Dear Thomas

When I moved here the leaves were changing, the weather was moving towards cold, and fall was officially upon us. I had no expectation of what my time in this mountain town would look like. I was full of hope that it would be unlike any experience I have had before. I had opened my heart for a year and I couldn’t wait for all of the adventures I would go on in my newest home. This year has been filled with boot stomping nights at the Purple Fiddle, far too many shots of moonshine, endless hikes, and exploring this wild and wonderful place with folks I had just met. As they year wore on my love for Thomas ebbed and flowed. There were days that I had no desire to stay. It felt so small and not to mention, the cold destroyed my soul. All of my friends would make fun of me at how much I detested the winter- on days that I took advantage of the snow and weather it was great, but on the days that it was too cold to step outside it felt as though there was no end in sight. Then there were moments which I couldn’t imagine living anywhere else. The possibilities for hiking, camping, and exploring were endless. The art found in this community continued to fuel my creativity in ways I cannot express or repay.

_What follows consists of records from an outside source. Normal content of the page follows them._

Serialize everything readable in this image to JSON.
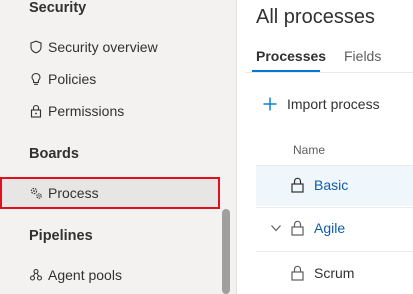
{
  "sidebar": {
    "sections": [
      {
        "title": "Security",
        "items": [
          {
            "label": "Security overview",
            "icon": "shield-icon"
          },
          {
            "label": "Policies",
            "icon": "lightbulb-icon"
          },
          {
            "label": "Permissions",
            "icon": "lock-icon"
          }
        ]
      },
      {
        "title": "Boards",
        "items": [
          {
            "label": "Process",
            "icon": "process-gear-icon",
            "selected": true
          }
        ]
      },
      {
        "title": "Pipelines",
        "items": [
          {
            "label": "Agent pools",
            "icon": "agent-pools-icon"
          }
        ]
      }
    ],
    "highlight_color": "#e0101e"
  },
  "main": {
    "title": "All processes",
    "tabs": [
      {
        "label": "Processes",
        "active": true
      },
      {
        "label": "Fields",
        "active": false
      }
    ],
    "import_button": {
      "label": "Import process",
      "icon": "plus-icon"
    },
    "table": {
      "column_header": "Name",
      "rows": [
        {
          "name": "Basic",
          "locked": true,
          "selected": true,
          "expandable": false,
          "link": true
        },
        {
          "name": "Agile",
          "locked": true,
          "selected": false,
          "expandable": true,
          "link": true
        },
        {
          "name": "Scrum",
          "locked": true,
          "selected": false,
          "expandable": false,
          "link": false
        }
      ]
    }
  },
  "colors": {
    "accent": "#0078d4",
    "link": "#0f5da8",
    "sidebar_bg": "#f3f2f1",
    "selected_row_bg": "#eff6fc"
  }
}
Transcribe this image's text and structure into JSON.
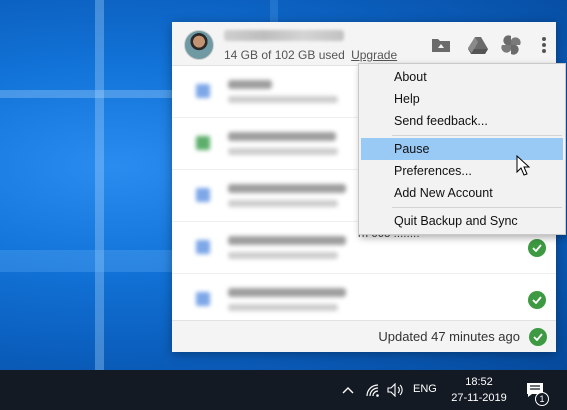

As winter reluctantly turned to spring, Thomas once again became alive. It seemed as though everyone was shedding a layer (figuratively and literally) brought on by a harsh cold season and came into bloom much like the flowers that were beginning to pop up with the warmth.  My experience of spring was massively different to my time during fall and winter. I was so ready to hike, run, and swim all that I could. Every day was a new opportunity to see and do something completely different. My friends and I discovered a variety of swimming holes that provided some refreshing afternoons spent in the water. I was able to backpack in a beautiful area whose landscapes varied in a wide variety of ways- spots that had you transported to a fairy village and spots that were so rocky and barren you’d assume you were in a completely different state. I was able to run some incredible trails, up some pretty brutal hills, and a rail trail that would lead you straight to a waterfall that was out of this world.
My year in Thomas is hard to put into words. It has been completely different from my expectations upon coming here.

This year has proven to be far more difficult than I had anticipated. I have learned that there is some work that I am meant to do and others that I should probably stay away from (though I am sincerely thankful for the opportunity to explore new areas of work.) I have made friends with unlikely individuals whom I know will remain in my life for the long haul. My preconceived notions of West Virginia have been completely thrown out of the window for the better. I am so incredibly blessed to have experienced a year in Thomas. Though soon it will be time to say goodbye for who knows how long, I know this place will forever hold a special space in my heart. I will look back on West Virginia with a big smile on my face and a full heart. Thank you to everyone who has welcomed me with open arms this year. To the people I danced with, ran with, drank with, and explored with. I am forever in your debt. You have helped shape me in ways I can never describe. Y’all truly made my time in the wild and wonder West Virginia that much better.